Urine flow in the membranous and spongy urethra is sensed by somatic (GSA) nerves conveyed by the pudendal nerve, and this information provides a positive feedback loop that further drives the parasympathetic mediated contraction of the detrusor muscle, and further decreases somatic tone to the pelvic floor (lowers further) and to the external urethral sphincter (opens widely).
Somatic feedback during urine flow overcomes inhibition of cord level reflexes caused by cognitive factors - the cerebral release mechanism.
An atonic bladder results when sensory information regarding stretch from the bladder (GVA) is not available to act on preganglionic parasympathetic cell bodies to drive contraction of the detrusor muscle.
The atonic bladder may fill to the point of bursting and, thus, requires sectioning of parasympathetic preganglionic fibers to convert the atonic bladder to a neurogenic (autonomous) bladder.
Extreme filling of the atonic bladder is due to the intact parasympathetic preganglionic synapse never signaling the detrusor muscle to contract (waiting for Godot).

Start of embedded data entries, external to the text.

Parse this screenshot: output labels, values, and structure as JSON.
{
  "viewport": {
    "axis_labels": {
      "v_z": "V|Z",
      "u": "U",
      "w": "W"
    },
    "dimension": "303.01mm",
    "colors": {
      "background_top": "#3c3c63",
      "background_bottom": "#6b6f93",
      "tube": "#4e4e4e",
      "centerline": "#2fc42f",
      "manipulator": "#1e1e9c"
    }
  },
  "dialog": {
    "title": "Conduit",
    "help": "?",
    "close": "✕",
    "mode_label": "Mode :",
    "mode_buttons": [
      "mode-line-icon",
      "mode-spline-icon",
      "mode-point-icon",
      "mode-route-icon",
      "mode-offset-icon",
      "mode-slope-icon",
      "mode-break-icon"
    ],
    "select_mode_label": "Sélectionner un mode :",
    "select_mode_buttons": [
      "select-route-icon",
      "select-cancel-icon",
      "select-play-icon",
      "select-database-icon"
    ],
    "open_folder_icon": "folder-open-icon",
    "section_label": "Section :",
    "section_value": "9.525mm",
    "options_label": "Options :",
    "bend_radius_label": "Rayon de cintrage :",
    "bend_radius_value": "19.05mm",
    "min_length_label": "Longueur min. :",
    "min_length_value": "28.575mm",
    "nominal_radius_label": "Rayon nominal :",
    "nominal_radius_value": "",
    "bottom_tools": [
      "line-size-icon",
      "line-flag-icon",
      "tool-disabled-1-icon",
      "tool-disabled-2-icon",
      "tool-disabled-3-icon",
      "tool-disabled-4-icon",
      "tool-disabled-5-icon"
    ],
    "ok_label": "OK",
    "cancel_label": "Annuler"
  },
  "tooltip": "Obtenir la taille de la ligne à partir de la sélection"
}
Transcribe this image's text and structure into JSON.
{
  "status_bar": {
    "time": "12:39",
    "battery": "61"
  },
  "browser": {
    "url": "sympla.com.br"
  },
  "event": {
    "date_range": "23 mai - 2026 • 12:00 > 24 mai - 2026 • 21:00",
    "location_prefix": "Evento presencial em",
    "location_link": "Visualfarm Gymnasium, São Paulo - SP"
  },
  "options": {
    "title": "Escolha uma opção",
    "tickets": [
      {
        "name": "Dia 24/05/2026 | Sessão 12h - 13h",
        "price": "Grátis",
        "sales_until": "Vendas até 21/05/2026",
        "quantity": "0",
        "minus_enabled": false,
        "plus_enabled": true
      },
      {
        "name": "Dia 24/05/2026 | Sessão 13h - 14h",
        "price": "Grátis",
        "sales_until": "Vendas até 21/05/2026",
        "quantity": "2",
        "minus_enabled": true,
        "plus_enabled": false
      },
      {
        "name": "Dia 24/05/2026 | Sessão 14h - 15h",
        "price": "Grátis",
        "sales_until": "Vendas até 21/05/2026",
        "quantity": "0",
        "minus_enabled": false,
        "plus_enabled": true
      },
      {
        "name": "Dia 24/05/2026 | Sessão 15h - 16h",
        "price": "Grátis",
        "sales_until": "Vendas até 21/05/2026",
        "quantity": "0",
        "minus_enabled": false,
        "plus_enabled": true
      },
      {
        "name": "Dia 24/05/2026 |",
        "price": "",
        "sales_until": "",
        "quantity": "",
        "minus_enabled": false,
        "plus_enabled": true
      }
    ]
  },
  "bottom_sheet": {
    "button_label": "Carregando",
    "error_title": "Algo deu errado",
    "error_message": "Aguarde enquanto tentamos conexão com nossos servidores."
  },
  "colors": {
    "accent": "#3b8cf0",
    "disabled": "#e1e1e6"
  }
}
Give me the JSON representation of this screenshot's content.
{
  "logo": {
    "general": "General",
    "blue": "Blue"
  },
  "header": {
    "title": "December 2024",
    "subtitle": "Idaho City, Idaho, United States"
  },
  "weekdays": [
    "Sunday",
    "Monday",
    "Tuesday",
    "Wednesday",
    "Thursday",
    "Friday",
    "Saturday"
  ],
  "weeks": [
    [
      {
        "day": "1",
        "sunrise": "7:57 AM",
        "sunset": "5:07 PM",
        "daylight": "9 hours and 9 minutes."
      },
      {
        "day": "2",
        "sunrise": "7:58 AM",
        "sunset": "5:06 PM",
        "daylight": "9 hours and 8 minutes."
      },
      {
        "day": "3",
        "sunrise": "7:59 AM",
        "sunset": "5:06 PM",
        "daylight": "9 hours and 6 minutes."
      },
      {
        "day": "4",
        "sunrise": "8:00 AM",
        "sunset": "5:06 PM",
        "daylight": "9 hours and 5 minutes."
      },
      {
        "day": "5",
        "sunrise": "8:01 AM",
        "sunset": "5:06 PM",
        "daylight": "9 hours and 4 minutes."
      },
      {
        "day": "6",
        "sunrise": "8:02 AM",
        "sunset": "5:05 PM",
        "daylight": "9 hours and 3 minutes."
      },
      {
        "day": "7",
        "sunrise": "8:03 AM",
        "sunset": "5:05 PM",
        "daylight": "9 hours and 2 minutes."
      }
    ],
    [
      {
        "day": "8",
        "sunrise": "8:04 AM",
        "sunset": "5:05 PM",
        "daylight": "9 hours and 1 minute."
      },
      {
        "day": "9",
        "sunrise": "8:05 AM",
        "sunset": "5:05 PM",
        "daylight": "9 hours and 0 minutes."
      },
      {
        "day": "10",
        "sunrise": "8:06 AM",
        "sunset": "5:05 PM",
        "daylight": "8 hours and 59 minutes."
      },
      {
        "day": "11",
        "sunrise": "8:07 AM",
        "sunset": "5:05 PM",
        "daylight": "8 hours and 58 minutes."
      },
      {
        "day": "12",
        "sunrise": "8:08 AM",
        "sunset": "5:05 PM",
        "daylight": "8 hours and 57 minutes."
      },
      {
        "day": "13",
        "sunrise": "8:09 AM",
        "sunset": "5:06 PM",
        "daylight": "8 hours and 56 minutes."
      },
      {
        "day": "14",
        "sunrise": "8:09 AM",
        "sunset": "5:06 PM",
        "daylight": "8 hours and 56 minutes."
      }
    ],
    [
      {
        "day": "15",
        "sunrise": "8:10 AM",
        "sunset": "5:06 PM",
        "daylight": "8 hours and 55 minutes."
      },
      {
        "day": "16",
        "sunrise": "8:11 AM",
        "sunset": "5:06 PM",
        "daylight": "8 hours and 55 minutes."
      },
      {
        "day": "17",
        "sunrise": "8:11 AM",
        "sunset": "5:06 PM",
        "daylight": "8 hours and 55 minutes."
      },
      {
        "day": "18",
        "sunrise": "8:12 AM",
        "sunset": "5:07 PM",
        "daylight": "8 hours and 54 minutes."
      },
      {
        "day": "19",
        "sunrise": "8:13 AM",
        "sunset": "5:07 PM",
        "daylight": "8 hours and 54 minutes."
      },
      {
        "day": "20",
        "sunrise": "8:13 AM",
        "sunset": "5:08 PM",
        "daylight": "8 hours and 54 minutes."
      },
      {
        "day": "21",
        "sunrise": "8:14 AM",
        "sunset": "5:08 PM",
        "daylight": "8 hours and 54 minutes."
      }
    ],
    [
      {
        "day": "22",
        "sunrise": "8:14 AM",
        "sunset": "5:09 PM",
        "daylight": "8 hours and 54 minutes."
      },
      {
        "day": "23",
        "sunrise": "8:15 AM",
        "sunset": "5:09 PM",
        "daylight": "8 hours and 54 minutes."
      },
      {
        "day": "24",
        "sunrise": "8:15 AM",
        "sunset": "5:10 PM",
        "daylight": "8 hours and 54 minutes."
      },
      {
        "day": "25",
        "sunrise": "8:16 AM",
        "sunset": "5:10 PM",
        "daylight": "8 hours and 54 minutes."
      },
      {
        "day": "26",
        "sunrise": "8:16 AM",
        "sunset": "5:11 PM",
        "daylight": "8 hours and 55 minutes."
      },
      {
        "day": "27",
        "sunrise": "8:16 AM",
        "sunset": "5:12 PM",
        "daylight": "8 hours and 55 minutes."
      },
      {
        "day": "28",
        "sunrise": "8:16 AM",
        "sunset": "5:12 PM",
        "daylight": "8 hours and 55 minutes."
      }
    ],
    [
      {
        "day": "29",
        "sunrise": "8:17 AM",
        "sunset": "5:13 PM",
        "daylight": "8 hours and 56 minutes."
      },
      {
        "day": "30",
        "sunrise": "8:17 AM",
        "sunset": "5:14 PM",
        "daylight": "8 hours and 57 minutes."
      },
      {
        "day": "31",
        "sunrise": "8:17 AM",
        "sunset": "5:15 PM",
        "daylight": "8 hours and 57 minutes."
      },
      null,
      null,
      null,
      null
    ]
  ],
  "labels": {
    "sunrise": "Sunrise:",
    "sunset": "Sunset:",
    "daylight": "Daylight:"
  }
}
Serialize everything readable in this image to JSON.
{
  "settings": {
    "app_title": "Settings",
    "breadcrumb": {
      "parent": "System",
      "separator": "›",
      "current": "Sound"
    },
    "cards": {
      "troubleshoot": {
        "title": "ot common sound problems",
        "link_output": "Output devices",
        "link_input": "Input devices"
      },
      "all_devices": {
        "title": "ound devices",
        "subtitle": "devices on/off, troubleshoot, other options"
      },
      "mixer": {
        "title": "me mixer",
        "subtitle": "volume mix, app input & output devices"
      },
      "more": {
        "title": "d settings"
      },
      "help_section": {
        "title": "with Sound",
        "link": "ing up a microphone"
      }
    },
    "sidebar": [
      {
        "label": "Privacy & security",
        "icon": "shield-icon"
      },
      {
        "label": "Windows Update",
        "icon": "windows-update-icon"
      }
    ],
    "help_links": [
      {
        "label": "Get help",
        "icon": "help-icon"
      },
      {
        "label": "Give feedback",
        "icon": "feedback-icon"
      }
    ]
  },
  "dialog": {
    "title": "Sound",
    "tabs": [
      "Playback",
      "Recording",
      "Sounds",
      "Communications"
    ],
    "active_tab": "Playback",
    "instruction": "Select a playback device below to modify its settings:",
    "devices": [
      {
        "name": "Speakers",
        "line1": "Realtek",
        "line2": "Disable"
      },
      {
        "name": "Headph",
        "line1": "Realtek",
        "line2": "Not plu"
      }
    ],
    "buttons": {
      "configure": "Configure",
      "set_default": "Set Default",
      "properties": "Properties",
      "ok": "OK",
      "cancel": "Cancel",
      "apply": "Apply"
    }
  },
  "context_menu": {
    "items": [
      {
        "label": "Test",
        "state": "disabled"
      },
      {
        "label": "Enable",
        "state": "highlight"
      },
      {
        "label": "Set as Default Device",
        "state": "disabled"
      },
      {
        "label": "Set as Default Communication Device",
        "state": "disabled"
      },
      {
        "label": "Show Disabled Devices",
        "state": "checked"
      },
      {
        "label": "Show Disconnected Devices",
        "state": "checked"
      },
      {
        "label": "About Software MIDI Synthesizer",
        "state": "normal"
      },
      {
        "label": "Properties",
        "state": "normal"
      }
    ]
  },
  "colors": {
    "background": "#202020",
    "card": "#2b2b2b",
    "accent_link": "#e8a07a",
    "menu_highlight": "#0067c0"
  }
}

Somatic feedback regarding flow inferior to the dentate line by inferior rectal branches of the pudendal nerve, similar to micturition, evokes a positive feedback loop to further lower the pelvic floor (straighten the rectum), relax the puborectalis muscle (straighten and open the anal canal), further relax the external anal sphincter, intensify the strength of peristalsis of the hindgut, and overcome cognitive inhibition of cord reflexes.